USPS “on brink of insolvency”

USPS may run out of cash as early as October unless Congress drops a requirement to prefund health benefits for retirees, postmaster general John Potter told lawmakers, reports Business Week. The article continues:

Potter asked the House Oversight and Government Reform Committee to let the service cut Saturday delivery and stop paying health costs in advance. Dropping the funding requirement would allow the agency to be solvent when the next fiscal year begins 1 October, Potter said.

“Today we stand on the brink of financial insolvency,” Potter told committee members who expressed skepticism about endorsing his plan to reduce mail deliveries to five days from six. “If Congress is unable to act this fiscal year on broader legislation, our projections show that we will risk running out of cash the first month of fiscal year 2011.”

The Postal Service has said it may lose a cumulative $238bn by 2020 and last month proposed changes to trim the deficit. Some proposals, such as cutting a day of mail delivery, require congressional approval.

The Postal Service regulator, which enforces a so-called universal service requirement set by Congress, said the proposal to reduce service is “very troubling.”

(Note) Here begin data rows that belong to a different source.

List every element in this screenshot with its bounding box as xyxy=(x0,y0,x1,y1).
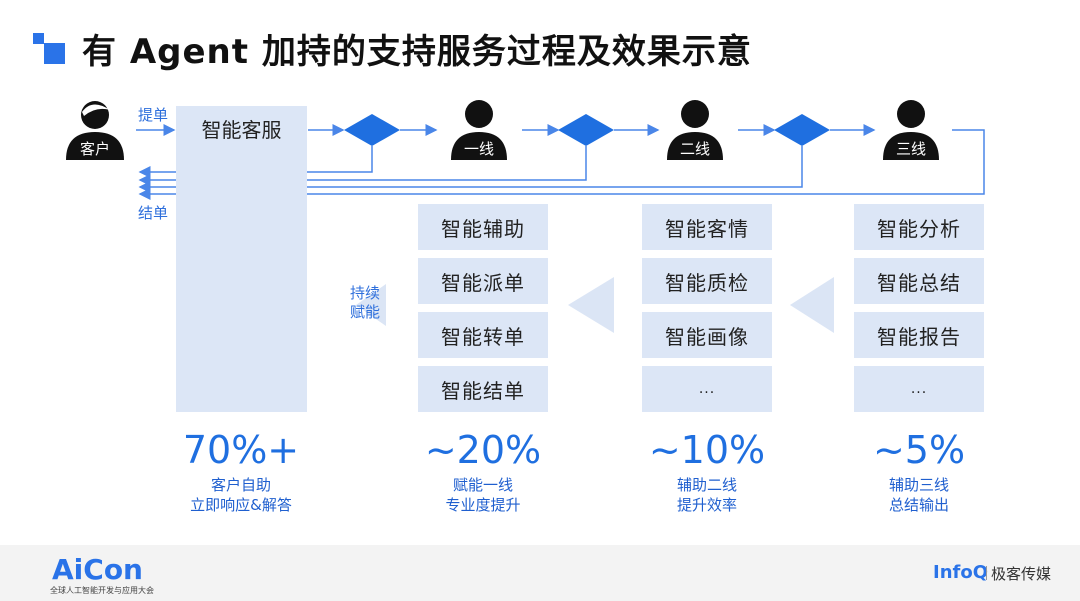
return-line-4 xyxy=(138,129,985,200)
submit-label: 提单 xyxy=(138,106,169,124)
smart-service-title: 智能客服 xyxy=(201,118,282,142)
line1-label: 一线 xyxy=(463,140,494,158)
box-ellipsis-3: ... xyxy=(854,366,984,412)
stat-pct-self-service: 70%+ xyxy=(182,428,300,472)
box-ellipsis-2: ... xyxy=(642,366,772,412)
title-logo-square-large xyxy=(44,43,65,64)
customer-person-icon xyxy=(66,101,124,160)
box-smart-customer-info: 智能客情 xyxy=(642,204,772,250)
box-smart-analysis: 智能分析 xyxy=(854,204,984,250)
line3-label: 三线 xyxy=(895,140,926,158)
stat-desc-line2-2: 提升效率 xyxy=(676,496,737,514)
stat-desc-self-service-1: 客户自助 xyxy=(210,476,271,494)
box-smart-qc: 智能质检 xyxy=(642,258,772,304)
line2-person-icon xyxy=(667,100,723,160)
box-smart-transfer: 智能转单 xyxy=(418,312,548,358)
aicon-logo: AiCon xyxy=(52,553,143,586)
smart-service-panel xyxy=(176,106,307,412)
box-smart-report: 智能报告 xyxy=(854,312,984,358)
flow-triangle-2 xyxy=(568,277,614,333)
box-smart-close: 智能结单 xyxy=(418,366,548,412)
footer-bar xyxy=(0,545,1080,601)
infoq-logo: InfoQ xyxy=(933,562,989,583)
line1-person-icon xyxy=(451,100,507,160)
stat-desc-line1-2: 专业度提升 xyxy=(445,496,521,514)
empower-label: 持续 赋能 xyxy=(350,284,381,321)
stat-desc-line2-1: 辅助二线 xyxy=(676,476,737,494)
footer-divider xyxy=(986,566,987,580)
empower-triangle xyxy=(356,284,386,326)
stat-desc-line1-1: 赋能一线 xyxy=(452,476,513,494)
line2-label: 二线 xyxy=(679,140,710,158)
stat-pct-line2: ~10% xyxy=(648,428,766,472)
decision-diamond-3 xyxy=(774,114,830,146)
title-logo-square-small xyxy=(33,33,44,44)
decision-diamond-1 xyxy=(344,114,400,146)
box-smart-dispatch: 智能派单 xyxy=(418,258,548,304)
page-title: 有 Agent 加持的支持服务过程及效果示意 xyxy=(82,32,752,72)
stat-pct-line1: ~20% xyxy=(424,428,542,472)
stat-desc-line3-1: 辅助三线 xyxy=(888,476,949,494)
stat-pct-line3: ~5% xyxy=(872,428,966,472)
box-smart-summary: 智能总结 xyxy=(854,258,984,304)
geek-media-logo: 极客传媒 xyxy=(991,565,1052,583)
return-line-3 xyxy=(138,146,803,193)
box-smart-profile: 智能画像 xyxy=(642,312,772,358)
line3-person-icon xyxy=(883,100,939,160)
flow-diagram xyxy=(66,100,985,333)
stat-desc-self-service-2: 立即响应&解答 xyxy=(190,496,292,514)
box-smart-assist: 智能辅助 xyxy=(418,204,548,250)
close-label: 结单 xyxy=(138,204,169,222)
flow-triangle-3 xyxy=(790,277,834,333)
customer-label: 客户 xyxy=(79,140,110,158)
stat-desc-line3-2: 总结输出 xyxy=(888,496,949,514)
aicon-subtitle: 全球人工智能开发与应用大会 xyxy=(50,586,154,595)
decision-diamond-2 xyxy=(558,114,614,146)
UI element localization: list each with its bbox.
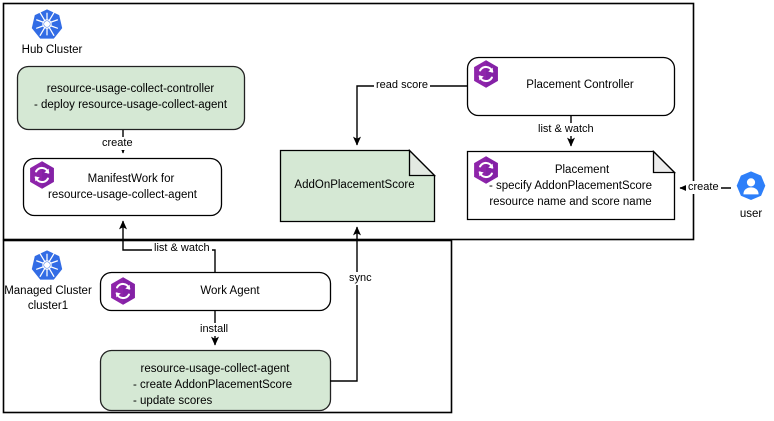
placement-controller-label: Placement Controller <box>526 79 634 91</box>
connector-read-score <box>353 85 467 146</box>
node-addon-placement-score[interactable] <box>279 149 436 223</box>
ocm-icon <box>27 160 57 190</box>
node-resource-usage-collect-controller[interactable] <box>16 65 246 131</box>
managed-cluster-label-line1: Managed Cluster <box>4 285 92 297</box>
user-icon[interactable] <box>733 170 769 206</box>
edge-label-install: install <box>198 323 231 336</box>
edge-label-list-watch-manifestwork: list & watch <box>152 242 212 255</box>
placement-line3: resource name and score name <box>489 196 652 208</box>
edge-label-create-placement: create <box>686 181 721 194</box>
node-placement-controller[interactable] <box>466 56 676 117</box>
manifestwork-line2: resource-usage-collect-agent <box>48 189 197 201</box>
node-addon-placement-score-fold <box>408 148 437 177</box>
node-placement-fold <box>652 149 677 174</box>
node-placement[interactable] <box>466 150 676 221</box>
managed-cluster-label-line2: cluster1 <box>27 300 69 312</box>
ocm-icon <box>108 276 138 306</box>
hub-cluster-label: Hub Cluster <box>21 44 83 56</box>
edge-label-read-score: read score <box>374 79 430 92</box>
resource-usage-collect-agent-line3: - update scores <box>133 395 213 407</box>
placement-line2: - specify AddonPlacementScore <box>488 180 652 192</box>
kubernetes-icon <box>31 249 63 281</box>
manifestwork-line1: ManifestWork for <box>87 173 175 185</box>
ocm-icon <box>471 155 501 185</box>
edge-label-sync: sync <box>347 272 374 285</box>
edge-label-list-watch-placement: list & watch <box>536 123 596 136</box>
resource-usage-collect-agent-line2: - create AddonPlacementScore <box>133 379 293 391</box>
work-agent-label: Work Agent <box>200 285 260 297</box>
kubernetes-icon <box>31 8 63 40</box>
resource-usage-collect-controller-line2: - deploy resource-usage-collect-agent <box>33 99 228 111</box>
edge-label-create-manifestwork: create <box>100 137 135 150</box>
addon-placement-score-label: AddOnPlacementScore <box>294 179 415 191</box>
resource-usage-collect-controller-line1: resource-usage-collect-controller <box>46 83 215 95</box>
resource-usage-collect-agent-line1: resource-usage-collect-agent <box>140 363 290 375</box>
user-label: user <box>739 208 763 220</box>
placement-line1: Placement <box>554 164 610 176</box>
ocm-icon <box>471 59 501 89</box>
node-manifestwork[interactable] <box>22 157 223 217</box>
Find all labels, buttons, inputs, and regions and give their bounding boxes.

“Its plan promises fewer employees to serve the public, fewer processing plans and post-operated retail facilities and reduced mail collection and fewer collection boxes,” Postal Regulatory Commission chairman Ruth Goldway said in testimony. “The plan’s proposals seem likely to spur further declines.”

The US Congress last year let the Postal Service postpone $4bnn in required payments to the retiree health benefit fund.